Les pièces historiques et personnelles de Paul Rabaut, surtout sa vaste et précieuse correspondance avec les pasteurs du désert, sont très abondantes, spécialement de 1750 à 1775. Ce sont des actes de synodes provinciaux ou nationaux ; des requêtes au roi, aux ministres, aux intendants ; des brouillons de lettres adressées aux diverses autorités administratives et ecclésiastiques ; des mémoires apologétiques en faveur des églises du désert ; des listes de condamnés pour la foi ; des carnets ou journaux de notes concernant ses démarches privées ou les dangers de son ministère ; des récits plus ou moins développés sur les événements religieux les plus marquants du Languedoc. La correspondance de Paul Rabaut se compose de toutes les lettres que ses collègues du désert lui adressaient journellement, dès qu’ils se trouvaient dans une position difficile, ce qui formait leur vie de tous les jours. On voit bien vite en la lisant que pendant de très-longues années Paul Rabaut fut le centre et l’âme des affaires des églises du désert, non seulement pour le midi de la France, mais aussi pour les autres portions du pays.

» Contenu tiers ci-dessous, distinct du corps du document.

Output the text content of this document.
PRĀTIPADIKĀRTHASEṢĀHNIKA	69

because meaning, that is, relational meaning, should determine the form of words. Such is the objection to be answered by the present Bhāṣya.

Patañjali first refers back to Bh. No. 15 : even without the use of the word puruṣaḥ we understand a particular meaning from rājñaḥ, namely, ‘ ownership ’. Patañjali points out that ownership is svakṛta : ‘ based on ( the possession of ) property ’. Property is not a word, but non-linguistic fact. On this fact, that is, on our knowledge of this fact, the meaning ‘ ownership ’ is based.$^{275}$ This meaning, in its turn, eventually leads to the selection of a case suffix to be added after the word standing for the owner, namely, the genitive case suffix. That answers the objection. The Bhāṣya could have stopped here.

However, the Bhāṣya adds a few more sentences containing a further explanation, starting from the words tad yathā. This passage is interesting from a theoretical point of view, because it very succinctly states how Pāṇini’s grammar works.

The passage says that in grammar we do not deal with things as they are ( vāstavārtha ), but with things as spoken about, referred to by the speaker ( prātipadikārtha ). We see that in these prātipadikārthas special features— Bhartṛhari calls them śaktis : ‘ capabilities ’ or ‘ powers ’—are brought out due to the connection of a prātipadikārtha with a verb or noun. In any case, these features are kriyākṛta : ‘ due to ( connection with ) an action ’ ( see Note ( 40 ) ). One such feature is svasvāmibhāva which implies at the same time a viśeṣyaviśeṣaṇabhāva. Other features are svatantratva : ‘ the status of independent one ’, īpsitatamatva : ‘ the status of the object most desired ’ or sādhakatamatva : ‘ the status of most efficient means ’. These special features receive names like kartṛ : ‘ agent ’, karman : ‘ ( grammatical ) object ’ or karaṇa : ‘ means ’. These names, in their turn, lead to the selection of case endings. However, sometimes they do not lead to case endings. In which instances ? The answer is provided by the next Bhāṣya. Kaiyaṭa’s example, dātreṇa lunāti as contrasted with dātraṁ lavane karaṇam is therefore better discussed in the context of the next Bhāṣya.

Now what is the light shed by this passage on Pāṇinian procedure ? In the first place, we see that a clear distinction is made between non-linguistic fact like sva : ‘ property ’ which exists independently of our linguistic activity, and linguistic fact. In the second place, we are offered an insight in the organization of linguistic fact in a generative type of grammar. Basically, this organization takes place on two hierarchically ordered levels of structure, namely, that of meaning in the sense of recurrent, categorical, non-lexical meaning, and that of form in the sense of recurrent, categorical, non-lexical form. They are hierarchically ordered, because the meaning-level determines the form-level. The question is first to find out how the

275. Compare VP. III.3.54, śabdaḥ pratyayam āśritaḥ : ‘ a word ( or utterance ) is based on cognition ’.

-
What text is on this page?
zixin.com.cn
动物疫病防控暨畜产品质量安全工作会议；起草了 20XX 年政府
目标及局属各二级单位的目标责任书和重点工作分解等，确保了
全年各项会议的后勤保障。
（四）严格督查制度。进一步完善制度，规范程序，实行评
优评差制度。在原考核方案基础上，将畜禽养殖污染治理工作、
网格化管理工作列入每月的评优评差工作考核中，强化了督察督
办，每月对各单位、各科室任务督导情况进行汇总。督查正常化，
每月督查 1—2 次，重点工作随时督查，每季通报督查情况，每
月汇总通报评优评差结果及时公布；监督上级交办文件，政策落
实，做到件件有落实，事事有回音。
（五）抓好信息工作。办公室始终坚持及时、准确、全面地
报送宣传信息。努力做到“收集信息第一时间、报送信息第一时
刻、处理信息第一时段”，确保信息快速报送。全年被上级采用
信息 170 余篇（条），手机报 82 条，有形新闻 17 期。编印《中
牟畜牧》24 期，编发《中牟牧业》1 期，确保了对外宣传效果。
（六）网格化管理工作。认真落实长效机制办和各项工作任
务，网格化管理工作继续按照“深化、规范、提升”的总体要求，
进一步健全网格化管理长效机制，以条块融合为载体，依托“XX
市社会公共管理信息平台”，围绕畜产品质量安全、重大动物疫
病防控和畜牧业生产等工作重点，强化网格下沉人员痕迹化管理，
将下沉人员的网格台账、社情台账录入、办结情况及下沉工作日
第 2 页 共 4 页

Dès que Mme  Rabaut-Pomier m’eut remis ces pièces et dès que j’eus terminé le travail assez considérable de leur classement, nous convînmes, mon ancienne amie et moi, que la destinée naturelle de ces documents était d’appartenir un jour au public des églises réformées. C’est une volonté commune que j’accomplirai, en ayant soin que les manuscrits de la collection Paul Rabaut, grossis des autres pièces que j’ai reçues de mes amis, soient placés dans un établissement national et public de nos églises françaises, pour y être conservé à toujours. Je saisirai même cette occasion pour rappeler à toutes les personnes que l’histoire du désert intéresse, nos obligations envers une période si mémorable et si inconnue des annales des protestants français ; toute lettre, tout acte, toute pièce historique quelconque a de l’importance et doit être placée dans un dépôt public. Cette précaution est d’autant plus un véritable devoir, qu’il existe, comme tout le monde sait, très-peu de mémoires ou de livres imprimés sur l’histoire des églises françaises du désert pendant tout le dix-huitième siècle. On trouvera à la fin de ce volume une description sommaire de la série des manuscrits dont j’ai profité pour cette première partie de mon travail. Je ferai connaître ensuite le reste de mes ressources manuscrites, tant celles de ma collection que celles des autres collections où j’aurai pu puiser.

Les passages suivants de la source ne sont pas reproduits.